Na crónica da semana passada deixei para hoje, continuar a falar da responsabilidade dos diferentes departamentos governamentais na luta contra a pobreza.

Mas face à estrondosa abstenção, mais de 68% no Continente e 81% aqui nos Açores, que muito me entristece e té me mexe com os nervinhos mais minúsculos, não posso calar a indignação e até alguma revolta!

Porque depois de vivermos uma ditadura durante 40 anos, em que o voto não era livre, as mulheres não podiam votar, agora desperdiçamos esta arma poderosa e deixamos que os outros escolham por nós?

Afinal quais são as causas?

Quem assume responsabilidade pelas causas?

Quem vai implementar medidas para contrariar este desinteresse face ao voto?

Quem vai de uma vez por todas limpar os cadernos eleitorais para o Universo de votantes ser fidedigno?

Independentemente de tudo, os primeiros responsáveis são todos os partidos políticos que em todas as eleições apelam ao voto e fazem discursos teóricos contra a abstenção, mas depois durante os 4 ou 5 anos seguintes, dependendo das eleições, nada mais fazem!

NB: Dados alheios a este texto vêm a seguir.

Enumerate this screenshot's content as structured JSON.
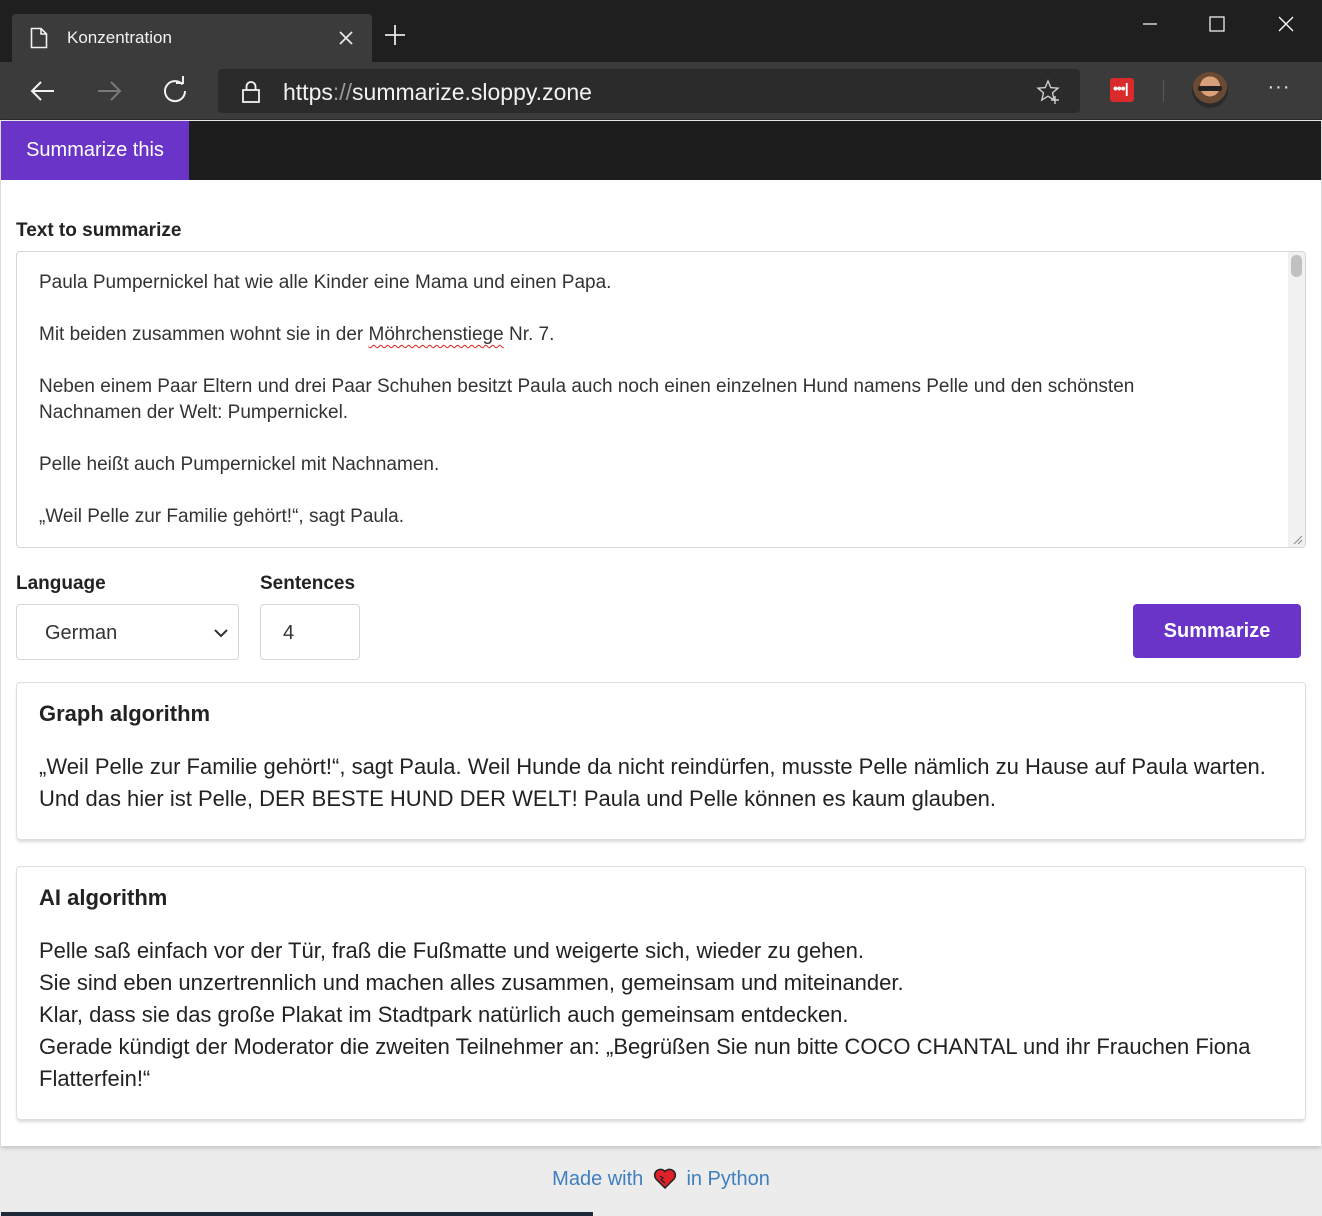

Não criam medidas dissuasoras da abstenção, não criam por exemplo grupos de esclarecimento e motivação para o voto junto da população, grupos de literacia politica. Por exemplo aqui nos Açores, uma região que tanto deve e vive de fundos europeus, impõe-se que os cidadãos estejam cientes disso e não pelo contrário lhe seja indiferente, de tal forma que não querem saber das eleições europeias, não são utilizadas as novas tecnologias para facilitar o voto, sem obrigar as pessoas a deslocarem-se etc etc etc

Mas vamos às eventuais causas!

Não, antes vamos aos factos. Os cadernos eleitorais não estão atualizados, o Ministério da Administração Interna tem 1,5M votantes a mais nos cadernos eleitorais do que aqueles que realmente tem condições para votar.

O facto de ter terminado o cartão de eleitor e bastar ser portador do Cartão de Cidadão para automaticamente constar dos cadernos eleitorais, faz com que o numero de inscritos no estrangeiro tenha aumentado de 244,9 mil em 2015 para 1,4 M em 2019, os quais, a grande maioria, não procura votar.

Outro facto, nas eleições deste ano em toda a europa, a abstenção ficou abaixo dos 50% face aos valores de 2014, mas em Portugal aumentou.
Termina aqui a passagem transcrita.